Commisso also accused the governor of regularly hugging her and kissing her on the cheek. She said he kissed her on the lips once, as well.

“These were not hugs that he would give his mother or, you know, his brother,” Commisso said during the interview. “These were hugs with the intention of getting some personal sexual satisfaction out of.”

Commisso said she didn’t come forward until recently because she feared retaliation by the governor.

“I felt as though if I did something to insult him, especially insult him in his own home, it wasn’t going to be him that was going to get fired or in trouble,” she said, adding that his alleged advances were “not normal,” “not welcomed” and “certainly not consensual.”

When questioned as part of James’ investigation, Cuomo denied the allegations. He did say that he often hugs and kisses people, and may have kissed certain staff members on the lips without remembering whom.

Similar allegations against the governor from 10 other women were included in James’ report.

Cuomo has faced resignation calls from many top Democrats, including President Joe Biden and Senate Majority Leader Chuck Schumer of New York. But Cuomo has so far refused to step down.

Cuomo’s top aide, Melissa DeRosa, announced her resignation Sunday, ditching the governor’s shrinking circle of loyalists.
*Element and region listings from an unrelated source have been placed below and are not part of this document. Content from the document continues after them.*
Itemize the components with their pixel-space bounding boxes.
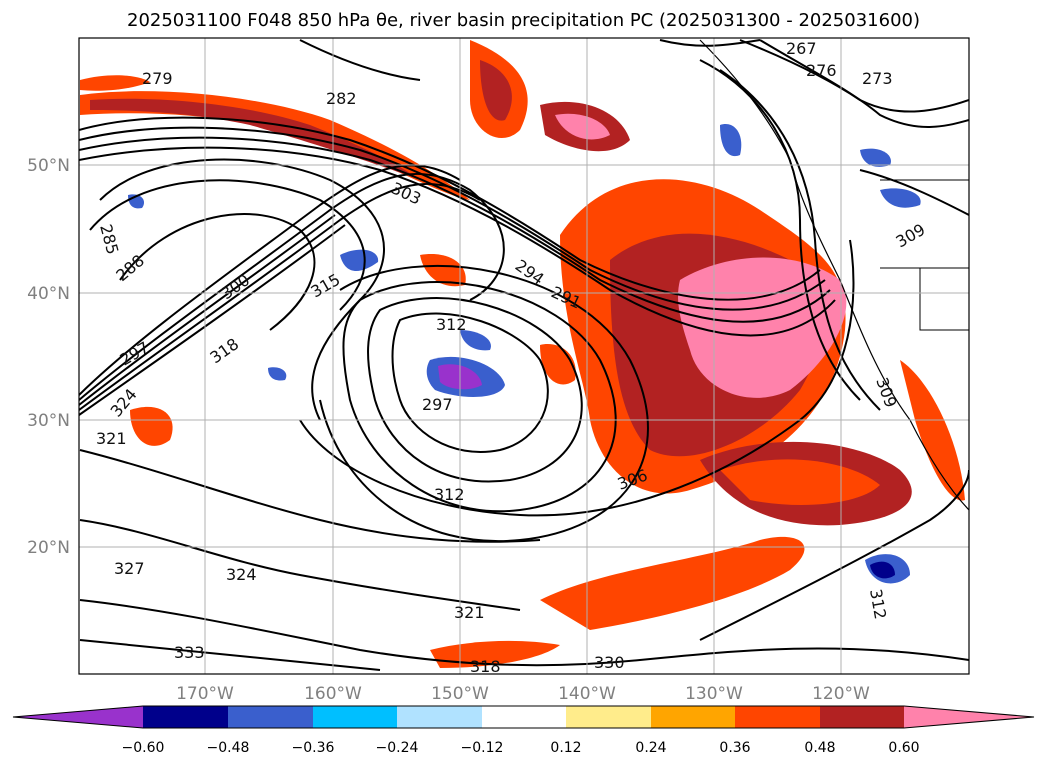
contour-label: 333 [174, 643, 205, 662]
latitude-labels: 50°N 40°N 30°N 20°N [27, 156, 70, 558]
colorbar-segment [735, 706, 820, 728]
colorbar-segment [143, 706, 228, 728]
colorbar-tick-label: 0.48 [804, 740, 835, 756]
colorbar-segment [566, 706, 651, 728]
contour-label: 312 [434, 485, 465, 504]
colorbar-right-extension [904, 706, 1034, 728]
contour-label: 324 [226, 565, 257, 584]
contour-label: 312 [436, 315, 467, 334]
precipitation-shading-negative [128, 124, 921, 584]
colorbar-tick-label: −0.36 [292, 740, 335, 756]
colorbar-segment [397, 706, 482, 728]
map-gridlines [79, 38, 969, 674]
colorbar-tick-label: 0.60 [888, 740, 919, 756]
contour-label: 279 [142, 69, 173, 88]
colorbar-segment [651, 706, 735, 728]
lon-label: 120°W [812, 684, 870, 704]
contour-label: 327 [114, 559, 145, 578]
colorbar-tick-label: −0.24 [376, 740, 419, 756]
colorbar-outline [12, 705, 1035, 729]
contour-label: 282 [326, 89, 357, 108]
colorbar-tick-label: −0.48 [207, 740, 250, 756]
colorbar-segment [313, 706, 397, 728]
contour-label: 267 [786, 39, 817, 58]
colorbar-tick-label: 0.12 [550, 740, 581, 756]
contour-label: 276 [806, 61, 837, 80]
colorbar-tick-label: 0.36 [719, 740, 750, 756]
colorbar-tick-label: −0.60 [122, 740, 165, 756]
contour-label: 330 [594, 653, 625, 672]
map-title: 2025031100 F048 850 hPa θe, river basin … [127, 10, 920, 31]
lon-label: 170°W [176, 684, 234, 704]
lon-label: 140°W [558, 684, 616, 704]
lon-label: 160°W [304, 684, 362, 704]
lat-label: 30°N [27, 411, 70, 431]
colorbar-segment [482, 706, 566, 728]
colorbar-segment [820, 706, 904, 728]
map-frame [78, 37, 970, 675]
lon-label: 130°W [685, 684, 743, 704]
lat-label: 20°N [27, 538, 70, 558]
longitude-labels: 170°W 160°W 150°W 140°W 130°W 120°W [176, 684, 870, 704]
contour-label: 321 [96, 429, 127, 448]
map-content [79, 39, 969, 671]
coastlines [699, 39, 969, 511]
colorbar-segment [228, 706, 313, 728]
colorbar-tick-label: 0.24 [635, 740, 666, 756]
lat-label: 50°N [27, 156, 70, 176]
contour-label: 318 [470, 657, 501, 676]
contour-label: 321 [454, 603, 485, 622]
lat-label: 40°N [27, 284, 70, 304]
contour-label: 273 [862, 69, 893, 88]
colorbar: −0.60 −0.48 −0.36 −0.24 −0.12 0.12 0.24 … [12, 705, 1035, 756]
contour-labels: 279 285 282 288 300 297 303 315 318 324 … [96, 39, 928, 676]
lon-label: 150°W [431, 684, 489, 704]
colorbar-left-extension [13, 706, 143, 728]
contour-label: 297 [422, 395, 453, 414]
colorbar-tick-label: −0.12 [461, 740, 504, 756]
The state attorney general’s report found DeRosa spearheaded efforts to retaliate against one of the women who publicly accused the third-term Democrat in December.

DeRosa did not name Cuomo or mention the sexual harassment allegations in her resignation announcement.

“Personally, the past 2 years have been emotionally and mentally trying,” DeRosa wrote in her statement. “I am forever grateful for the opportunity to have worked with such talented and committed colleagues on behalf of our state.”